By Emily Soccorsy

This month, a huge moment came for phenom Caitlin Clark, 22, of Iowa, just minutes after she became the all-time leading scorer in NCAA basketball history. 

When asked on the sideline about the free throw that put her on top, Clark chose to reflect on the game as a whole, her feelings about her team and the strength of her opponents (Ohio) – instead of centering on herself and her incredible achievement.

“It was a good half. I’m proud of our girls,” she said, then went on to admire how Ohio’s defense was posing formidable challenges. 

Pexels by Markus Spiske

Taking a beat when asked what she would say to her teammates as she headed to halftime, Clark ended with, “Every possession matters…take care of the ball, play smart basketball, and have some fun!”

Her words were simple, direct and clear, and remained focused on the work at hand, despite the reporter opening the door for discussion about her accomplishment. 

At just over two decades, Clark handled this brand moment with judicious wisdom. 

She made it about the current mission (Iowa playing well and winning the game). 

She focused on the fundamental details she and her team could control (paying attention to each possession, protecting the ball).

She chose to stay grounded rather than getting swept up in self-congratulations or focusing on her achievement. 

She’s showed composure and care in her choice to present her voice in this big branding moment.

With Clark soon-to-begin her professional career in the WNBA, this moment set the tone for her personal brand in a way that will surely resonate for years to come. (And WNBA teams with the top draft picks are watching carefully.)

She branded herself as focused, team-player, and a humble leader.

She branded herself as dedicated to her craft and respectful of the other people who were joining her on her journey.

Finally, she impressed the importance of fun, of enjoyment, and therefore also put her achievement in the context of sport – not elevating it beyond. 

Most of us are not going to encounter such huge, anticipated branding moments. 

And yet, we can still stop and reflect on how we would like to be perceived in spotlight moments and we need to say something significant to set a lasting tone.

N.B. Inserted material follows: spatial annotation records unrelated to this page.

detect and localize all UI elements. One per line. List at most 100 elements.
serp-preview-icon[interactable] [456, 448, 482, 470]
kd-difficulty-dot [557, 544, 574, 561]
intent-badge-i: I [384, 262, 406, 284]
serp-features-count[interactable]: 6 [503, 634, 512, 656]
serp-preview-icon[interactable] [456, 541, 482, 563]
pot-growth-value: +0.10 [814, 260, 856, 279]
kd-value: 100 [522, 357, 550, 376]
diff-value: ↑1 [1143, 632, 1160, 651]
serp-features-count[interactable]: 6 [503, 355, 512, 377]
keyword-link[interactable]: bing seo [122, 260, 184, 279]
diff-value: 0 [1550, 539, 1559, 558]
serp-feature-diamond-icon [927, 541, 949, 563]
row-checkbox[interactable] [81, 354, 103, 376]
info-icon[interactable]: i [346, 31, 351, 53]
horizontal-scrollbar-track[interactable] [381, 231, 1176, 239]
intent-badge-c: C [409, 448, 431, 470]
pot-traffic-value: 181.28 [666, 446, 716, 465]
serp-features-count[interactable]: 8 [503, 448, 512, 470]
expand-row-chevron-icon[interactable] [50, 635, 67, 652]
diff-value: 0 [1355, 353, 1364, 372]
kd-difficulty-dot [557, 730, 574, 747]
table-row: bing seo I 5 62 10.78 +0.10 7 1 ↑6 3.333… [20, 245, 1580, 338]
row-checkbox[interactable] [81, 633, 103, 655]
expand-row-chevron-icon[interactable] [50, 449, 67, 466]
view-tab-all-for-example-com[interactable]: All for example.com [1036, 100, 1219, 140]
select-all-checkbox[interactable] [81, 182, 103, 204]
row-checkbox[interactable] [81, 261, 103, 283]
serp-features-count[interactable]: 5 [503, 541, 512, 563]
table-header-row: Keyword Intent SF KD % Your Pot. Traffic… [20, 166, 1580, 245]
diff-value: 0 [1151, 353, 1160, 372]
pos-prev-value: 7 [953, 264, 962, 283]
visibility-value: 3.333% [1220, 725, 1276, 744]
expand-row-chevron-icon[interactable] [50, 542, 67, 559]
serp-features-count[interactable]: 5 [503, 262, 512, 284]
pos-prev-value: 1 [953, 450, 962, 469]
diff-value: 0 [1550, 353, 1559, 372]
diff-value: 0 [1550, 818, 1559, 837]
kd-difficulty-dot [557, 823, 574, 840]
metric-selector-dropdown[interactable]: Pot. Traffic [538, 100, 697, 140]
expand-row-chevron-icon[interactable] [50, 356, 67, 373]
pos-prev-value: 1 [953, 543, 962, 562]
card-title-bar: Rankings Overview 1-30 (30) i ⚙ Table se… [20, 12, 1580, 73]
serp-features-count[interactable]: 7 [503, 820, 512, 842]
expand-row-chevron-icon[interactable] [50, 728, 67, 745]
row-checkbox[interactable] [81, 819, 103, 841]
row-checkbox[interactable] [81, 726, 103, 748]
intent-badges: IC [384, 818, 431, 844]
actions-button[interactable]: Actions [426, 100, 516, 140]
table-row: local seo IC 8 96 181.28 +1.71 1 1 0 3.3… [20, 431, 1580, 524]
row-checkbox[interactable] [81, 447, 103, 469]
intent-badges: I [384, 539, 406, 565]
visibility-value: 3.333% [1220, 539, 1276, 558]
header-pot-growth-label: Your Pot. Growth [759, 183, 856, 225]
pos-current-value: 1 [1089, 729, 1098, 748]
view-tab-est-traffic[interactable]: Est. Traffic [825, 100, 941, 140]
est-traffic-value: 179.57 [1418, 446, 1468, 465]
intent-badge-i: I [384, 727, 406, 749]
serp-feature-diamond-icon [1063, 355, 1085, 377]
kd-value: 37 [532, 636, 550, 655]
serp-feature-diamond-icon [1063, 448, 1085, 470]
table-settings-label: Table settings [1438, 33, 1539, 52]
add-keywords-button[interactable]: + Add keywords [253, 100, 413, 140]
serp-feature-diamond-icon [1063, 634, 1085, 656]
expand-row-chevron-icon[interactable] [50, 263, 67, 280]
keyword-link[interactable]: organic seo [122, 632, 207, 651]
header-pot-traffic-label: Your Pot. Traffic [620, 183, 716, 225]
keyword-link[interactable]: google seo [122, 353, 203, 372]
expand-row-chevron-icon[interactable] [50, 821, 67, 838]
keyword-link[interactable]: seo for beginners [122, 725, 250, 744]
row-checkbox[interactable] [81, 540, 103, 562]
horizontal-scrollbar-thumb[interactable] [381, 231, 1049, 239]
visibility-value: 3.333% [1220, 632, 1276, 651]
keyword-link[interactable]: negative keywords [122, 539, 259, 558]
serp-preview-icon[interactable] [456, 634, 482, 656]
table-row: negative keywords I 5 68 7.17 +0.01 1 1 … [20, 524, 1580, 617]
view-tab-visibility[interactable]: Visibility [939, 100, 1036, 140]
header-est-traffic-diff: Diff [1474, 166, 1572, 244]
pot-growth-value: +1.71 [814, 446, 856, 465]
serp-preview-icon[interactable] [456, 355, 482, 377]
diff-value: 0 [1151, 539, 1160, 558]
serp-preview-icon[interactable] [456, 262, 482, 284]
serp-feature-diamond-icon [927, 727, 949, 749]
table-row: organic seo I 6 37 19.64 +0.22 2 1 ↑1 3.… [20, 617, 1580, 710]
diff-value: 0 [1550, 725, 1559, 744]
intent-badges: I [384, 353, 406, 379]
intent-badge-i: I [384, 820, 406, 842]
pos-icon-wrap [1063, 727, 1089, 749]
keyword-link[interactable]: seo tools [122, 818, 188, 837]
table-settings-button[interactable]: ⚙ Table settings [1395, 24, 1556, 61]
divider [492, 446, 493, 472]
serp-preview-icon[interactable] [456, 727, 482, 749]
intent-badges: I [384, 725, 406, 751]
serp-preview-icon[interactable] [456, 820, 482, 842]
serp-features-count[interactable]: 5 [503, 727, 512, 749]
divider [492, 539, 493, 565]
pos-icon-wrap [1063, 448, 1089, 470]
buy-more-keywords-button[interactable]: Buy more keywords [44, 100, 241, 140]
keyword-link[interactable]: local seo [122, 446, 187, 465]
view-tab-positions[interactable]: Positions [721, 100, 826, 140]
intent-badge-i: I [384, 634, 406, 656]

Clark’s approach gave me some thoughts on this:

  1. Make it about the mission. When challenges or successes occur, it’s very easy to get drawn into the good v. bad arguments, or get drawn into elevating a win without tying it to the larger mission. Only you can tie this win to the larger mission you, or your organization, is pursuing. Example: “Yes, we’ve achieved this milestone of 10,000 customers, and we’re so grateful for the progress this gives us toward our goal of changing the way people think about brand.”
  1. Focus on the fundamental details you can control. Be specific with what got you to this point and what you’d like to focus on moving forward. This presents an opportunity for some small storytelling. Example: “We’re here today because of all the years we put in studying language and neurology, dedicating time to our clients in sessions and reviewing brand messages for hours on end. These are pursuits we plan to continue, each day, one client at a time.”
  1. Stay grounded.  We all get swept up in our pursuits, and in moments of achievement, our joy can cause us to levitate higher. But when you express you’re a piece of the whole, you’re acknowledging the many people and circumstances that got you to this moment. It’s gracious and makes you, as a brand, significantly more accessible. Example: “It’s humbling to step into this moment as a direct result of the mentors, supporters, teachers, colleagues, family and friends who believed in this little brand strategy team that could. There were tough moments, even for me, but we made it and I’m proud of that.”

Far too often, we don’t give any thought to these kind of moments. 

Most leaders fail to take the “pull the car over” time to really stop, breathe, let traffic pass you by, and just consider what it is you want to represent as a brand.

In the busy-ness of running businesses, taking care of your team and client, it can be intellectually hard to justify that investment of time and attention. 

We may dismiss thinking over how we might use our voice in this space may seem ridiculous or self-aggrandizing. In fact, it helps to prepare us for our own moments, albeit smaller.

And a mishandled opportunity could do our brand years of harm. 

So give yourself a moment to imagine hitting that record-breaking shot, and consider what your shaking, or in Clark’s case, very steady voice, might say.